好了，在理解作者的意图之后，接下来该怎么做就很明显了，除了超时之外，我们肯定还要考虑能导致崩溃的输入，显然 CrashFeedback 是符合我们要求的。那我们该怎么使用它呢？

继续参考官方的示例，它使用了 feedback_or_fast! 宏去同时选取触发崩溃和超时的种子：

// A feedback to choose if an input is a solution or not
let mut objective = feedback_or_fast!(CrashFeedback::new(), TimeoutFeedback::new());

我们也照葫芦画瓢，引入相关的库后修改就好了。在修改之后运行 fuzz，我们可以看到成功保存了可以触发 crash 的输入。

在几天之后回顾这篇文章时，我发现我已经忘记了编译命令，这里记录一下：

cargo build --release
../target/release/exercise-one-solution

问题

那么接下来的问题是：

根据 state 的参数，超时和崩溃似乎保存在了同一目录下，按照 libafl 的设计哲学，这个目录保存的是符合我们要求的输入，那么是否能够分别指定崩溃和超时保存的目录呢？
在通过 feedback_or_fast!(CrashFeedback::new(), TimeoutFeedback::new()); 保存符合要求的输入后，libafl 是怎么去重的呢？上文使用 feedback_and_fast!(TimeoutFeedback::new(), MaxMapFeedback::new(&edges_observer)); 通过是否发现新路径进行去重，而这里没有发现新路径但也会超时的情况，是否也会被保存呢？如果都会被保存的话，我们是否可以在 feedback_or_fast 之后添加一个 feedback_and_fast 的 MaxMapFeedback 帮助我们去重呢？

上面的这些问题，随着学习路程的继续慢慢解答吧。

加速

我们可以使用持久模式而不是 forkserver 加速模糊测试。在 Fuzzing101 with LibAFL - Part I.V: Speed Improvements to Part I 中，作者修改了 xpdf 的源码并编写了 harness.c，这里不多加描述。

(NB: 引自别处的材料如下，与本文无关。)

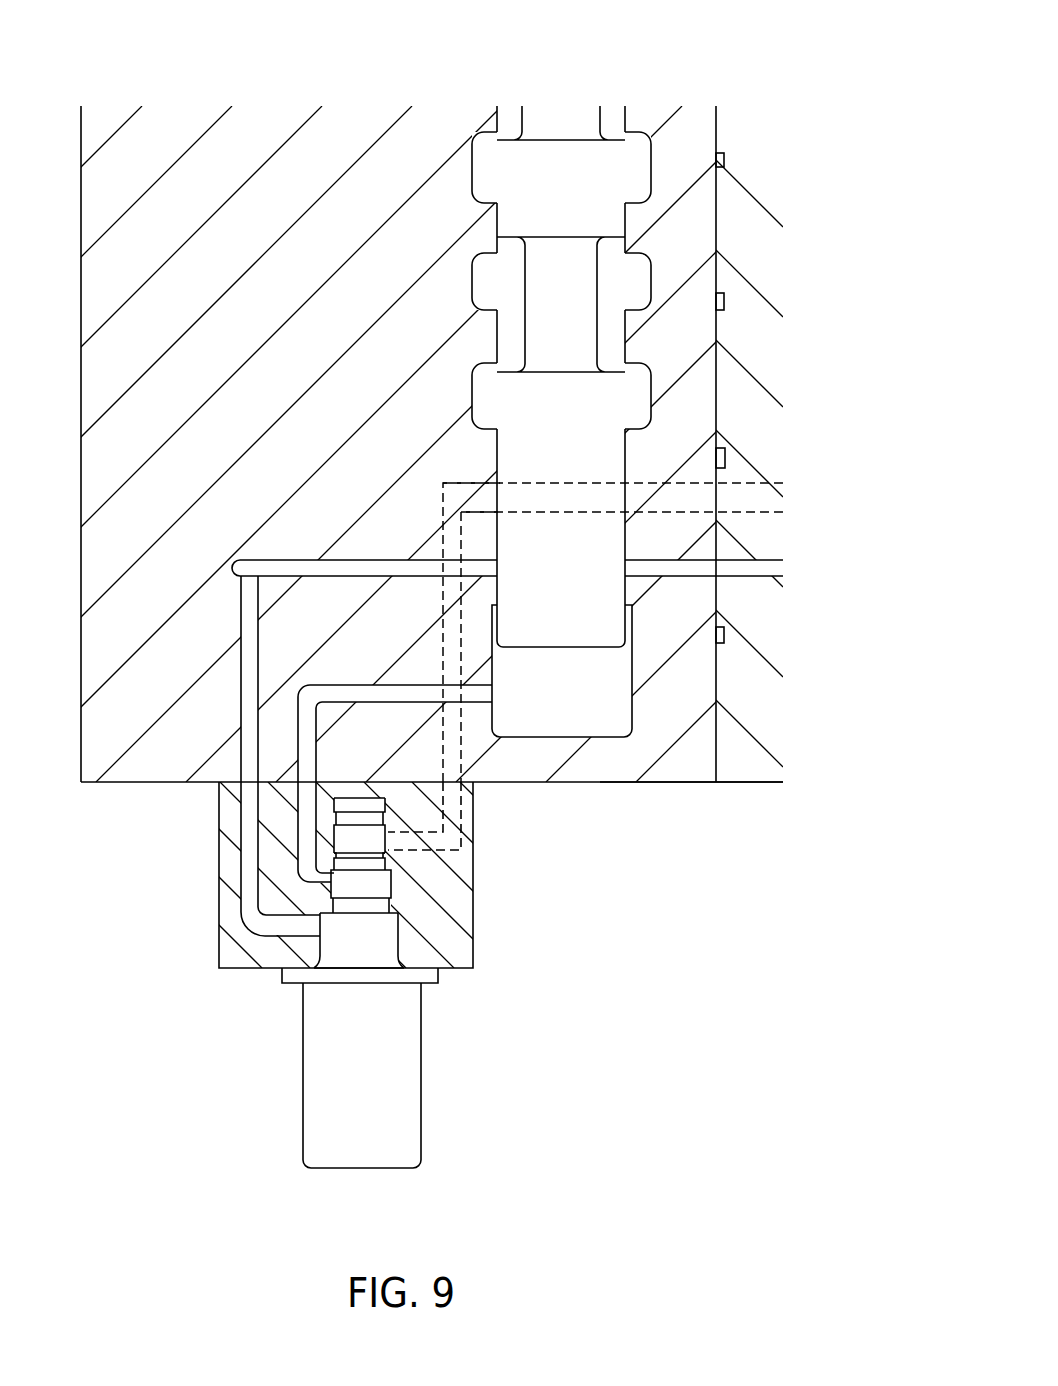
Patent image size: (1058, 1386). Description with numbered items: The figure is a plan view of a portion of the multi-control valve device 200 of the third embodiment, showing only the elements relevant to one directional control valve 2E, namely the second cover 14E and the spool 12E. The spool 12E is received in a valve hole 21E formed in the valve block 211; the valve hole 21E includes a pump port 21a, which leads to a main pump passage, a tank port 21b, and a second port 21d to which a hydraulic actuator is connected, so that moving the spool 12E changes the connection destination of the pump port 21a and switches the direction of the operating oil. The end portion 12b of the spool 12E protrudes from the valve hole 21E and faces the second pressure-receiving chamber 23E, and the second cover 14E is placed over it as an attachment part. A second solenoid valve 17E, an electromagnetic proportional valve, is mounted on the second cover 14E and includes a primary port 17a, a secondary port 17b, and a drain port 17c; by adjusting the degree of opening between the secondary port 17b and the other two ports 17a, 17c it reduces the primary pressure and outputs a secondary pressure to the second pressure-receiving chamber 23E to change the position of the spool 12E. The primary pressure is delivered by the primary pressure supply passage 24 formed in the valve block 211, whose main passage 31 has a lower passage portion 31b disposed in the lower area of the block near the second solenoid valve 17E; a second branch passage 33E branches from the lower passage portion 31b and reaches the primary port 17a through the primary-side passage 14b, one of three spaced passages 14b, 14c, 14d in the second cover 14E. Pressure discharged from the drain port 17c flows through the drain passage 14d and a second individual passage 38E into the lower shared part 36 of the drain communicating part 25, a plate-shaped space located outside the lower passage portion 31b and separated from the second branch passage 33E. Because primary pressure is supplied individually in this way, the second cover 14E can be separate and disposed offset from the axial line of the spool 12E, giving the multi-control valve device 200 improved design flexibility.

The multi-control valve device 200 is at (710, 78).
The valve block 211 is at (668, 778).
The valve hole 21E is at (513, 304).
The pump port 21a is at (480, 168).
The second port 21d is at (480, 286).
The tank port 21b is at (480, 391).
The spool 12E is at (600, 343).
The end portion 12b is at (592, 621).
The second pressure-receiving chamber 23E is at (586, 705).
The lower shared part 36 is at (474, 537).
The drain communicating part 25 is at (260, 563).
The second individual passage 38E is at (253, 609).
The second branch passage 33E is at (445, 655).
The main passage 31 is at (630, 598).
The primary pressure supply passage 24 is at (613, 632).
The lower passage portion 31b is at (468, 486).
The second cover 14E is at (337, 922).
The drain passage 14d is at (243, 873).
The passage 14c is at (301, 821).
The primary-side passage 14b is at (465, 815).
The primary port 17a is at (418, 828).
The secondary port 17b is at (334, 878).
The drain port 17c is at (318, 935).
The second solenoid valve 17E is at (360, 1168).
The directional control valve 2E is at (332, 1018).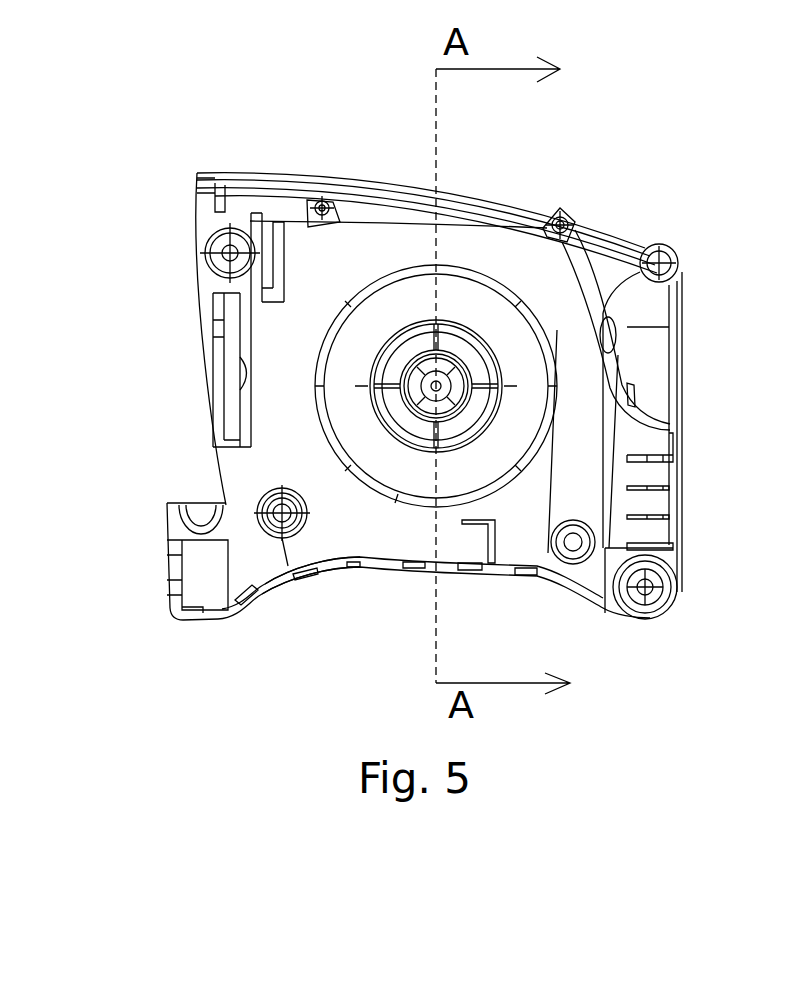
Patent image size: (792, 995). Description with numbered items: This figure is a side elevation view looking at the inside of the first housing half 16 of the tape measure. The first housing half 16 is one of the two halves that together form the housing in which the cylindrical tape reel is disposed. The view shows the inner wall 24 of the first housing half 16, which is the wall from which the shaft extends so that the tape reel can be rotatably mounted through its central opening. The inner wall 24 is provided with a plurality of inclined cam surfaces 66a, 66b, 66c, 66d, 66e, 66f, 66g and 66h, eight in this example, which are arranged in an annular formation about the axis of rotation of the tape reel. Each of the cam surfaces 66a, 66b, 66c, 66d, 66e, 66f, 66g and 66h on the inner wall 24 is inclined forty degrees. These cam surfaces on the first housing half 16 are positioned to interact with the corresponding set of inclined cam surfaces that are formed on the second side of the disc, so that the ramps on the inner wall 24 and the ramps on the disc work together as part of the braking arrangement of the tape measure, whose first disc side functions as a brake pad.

The inner wall 24 is at (327, 248).
The first housing half 16 is at (647, 613).
The inclined cam surface 66a is at (483, 493).
The inclined cam surface 66b is at (555, 418).
The inclined cam surface 66c is at (545, 324).
The inclined cam surface 66d is at (470, 267).
The inclined cam surface 66e is at (387, 267).
The inclined cam surface 66f is at (330, 336).
The inclined cam surface 66g is at (335, 444).
The inclined cam surface 66h is at (398, 495).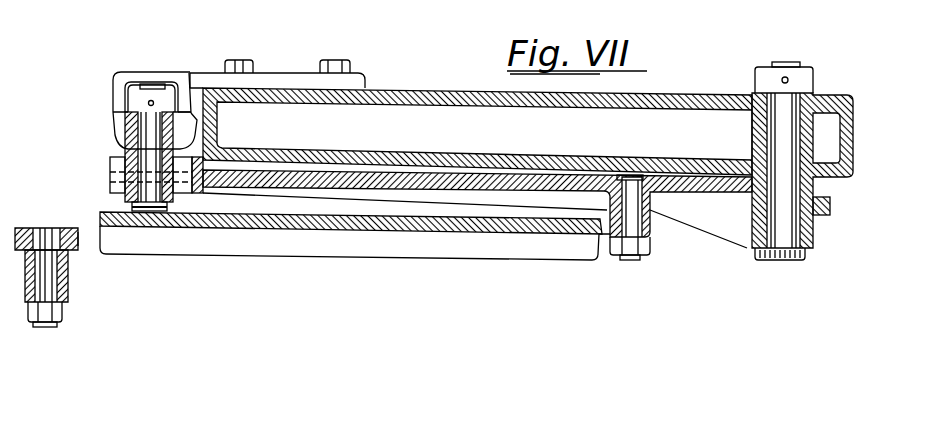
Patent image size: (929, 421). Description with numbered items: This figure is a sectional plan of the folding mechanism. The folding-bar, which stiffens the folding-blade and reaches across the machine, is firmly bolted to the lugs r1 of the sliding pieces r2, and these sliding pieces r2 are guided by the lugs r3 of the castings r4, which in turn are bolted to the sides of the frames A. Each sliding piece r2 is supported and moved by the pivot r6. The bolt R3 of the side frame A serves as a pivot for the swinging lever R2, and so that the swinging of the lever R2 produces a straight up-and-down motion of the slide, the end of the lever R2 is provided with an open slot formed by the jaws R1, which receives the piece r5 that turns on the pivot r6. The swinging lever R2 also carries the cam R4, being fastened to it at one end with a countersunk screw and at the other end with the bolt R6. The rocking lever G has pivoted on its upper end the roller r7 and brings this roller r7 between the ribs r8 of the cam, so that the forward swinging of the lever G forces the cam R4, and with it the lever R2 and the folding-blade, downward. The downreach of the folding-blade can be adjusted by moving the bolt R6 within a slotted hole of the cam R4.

The frame A is at (477, 131).
The lug r1 is at (119, 127).
The sliding piece r2 is at (127, 138).
The lug r3 is at (182, 120).
The casting r4 is at (275, 85).
The piece r5 is at (124, 188).
The pivot r6 is at (154, 90).
The roller r7 is at (86, 246).
The rib r8 is at (412, 253).
The jaw R1 is at (112, 165).
The swinging lever R2 is at (520, 200).
The bolt R3 is at (790, 228).
The cam R4 is at (317, 228).
The bolt R6 is at (634, 259).
The rocking lever G is at (66, 295).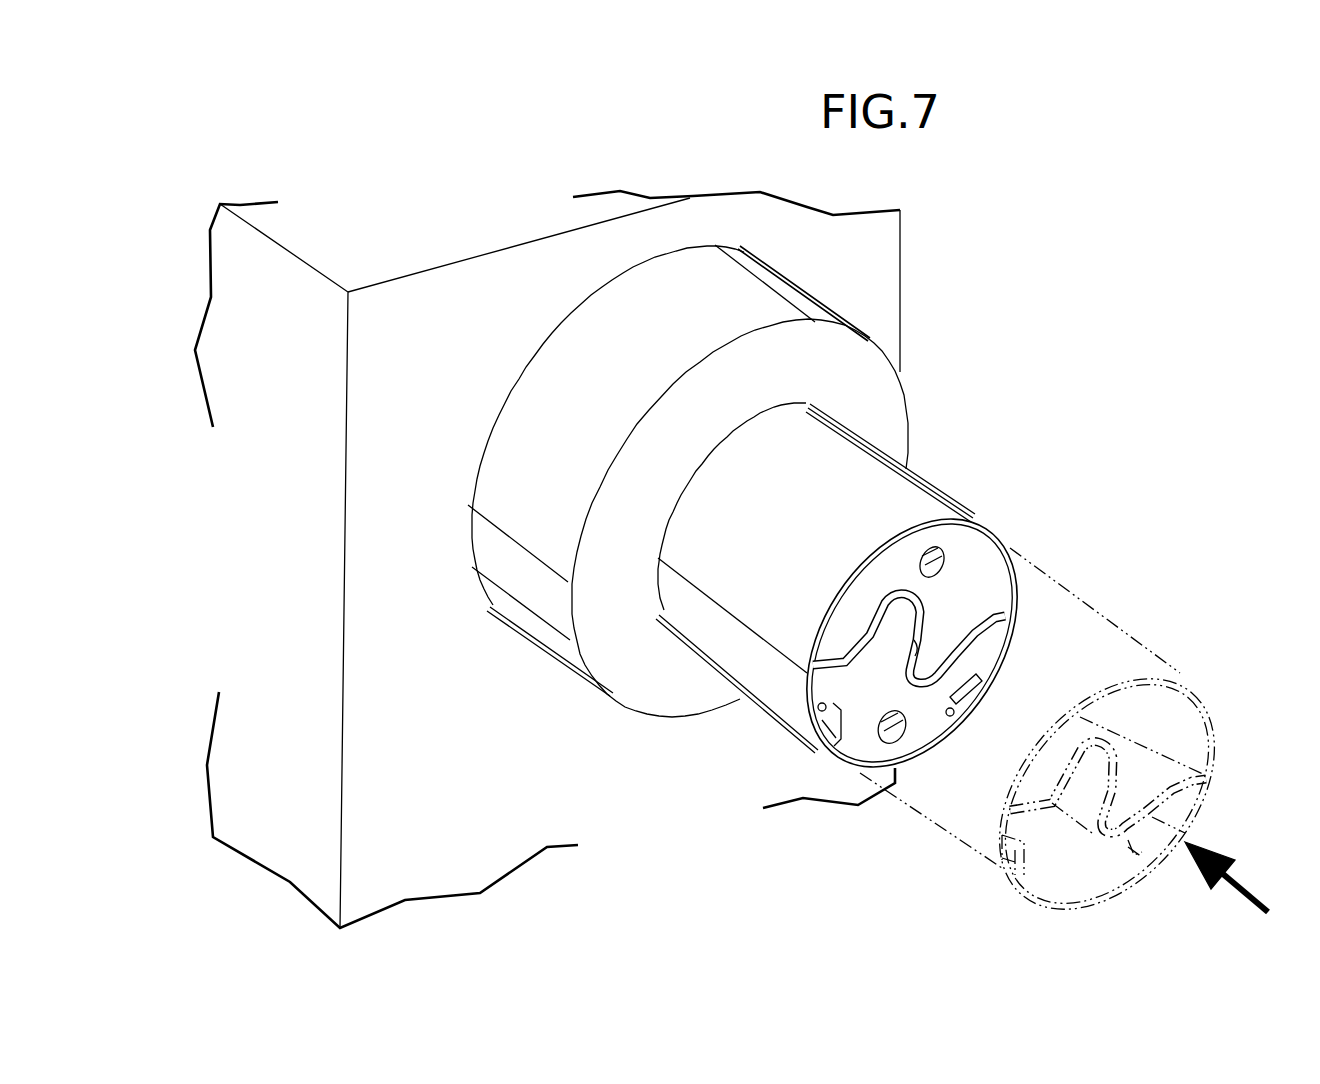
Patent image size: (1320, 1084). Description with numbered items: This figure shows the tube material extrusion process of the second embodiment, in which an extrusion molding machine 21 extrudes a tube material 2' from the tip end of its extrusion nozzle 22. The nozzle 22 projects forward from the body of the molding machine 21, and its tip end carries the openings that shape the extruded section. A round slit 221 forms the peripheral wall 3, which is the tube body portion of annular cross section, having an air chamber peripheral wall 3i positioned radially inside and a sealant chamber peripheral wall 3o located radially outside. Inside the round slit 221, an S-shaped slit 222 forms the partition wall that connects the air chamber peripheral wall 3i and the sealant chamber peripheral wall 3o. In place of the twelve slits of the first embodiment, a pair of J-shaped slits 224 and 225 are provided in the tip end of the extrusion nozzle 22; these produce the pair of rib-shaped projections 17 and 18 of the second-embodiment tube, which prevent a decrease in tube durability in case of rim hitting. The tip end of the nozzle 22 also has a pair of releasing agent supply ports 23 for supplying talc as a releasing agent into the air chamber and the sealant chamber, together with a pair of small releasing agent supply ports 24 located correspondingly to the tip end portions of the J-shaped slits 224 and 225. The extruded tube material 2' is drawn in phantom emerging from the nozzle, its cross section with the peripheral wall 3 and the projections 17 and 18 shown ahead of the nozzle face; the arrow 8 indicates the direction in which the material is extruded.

The extrusion molding machine 21 is at (913, 342).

由于我们要将 fuzzer 编译成库，因此接下来将上文的 main.rs 重命名为 lib.rs。接下来看一下和上面的流程相比有什么改动吧。

Observer

在编译 harness 的过程中，作者使用了 libafl_cc 而不是上文的 afl-clang-[fast|lto]。对于传统的 afl-clang-[fast|lto]，libafl 可以根据 __AFL_SHM_ID 环境变量获取覆盖率信息，而对于 libafl_cc 则需要使用 libafl_targets 暴露 EDGES_MAP：

let edges_observer =
    HitcountsMapObserver::new(unsafe { std_edges_map_observer("edges") }).track_indices();

Monitor

为了避免目标打印的输出和 fuzzer 的输出混淆，作者使用 MultiMonitor 替换 SimpleMonitor。MultiMonitor 可以展示和累计每个客户端的统计数据。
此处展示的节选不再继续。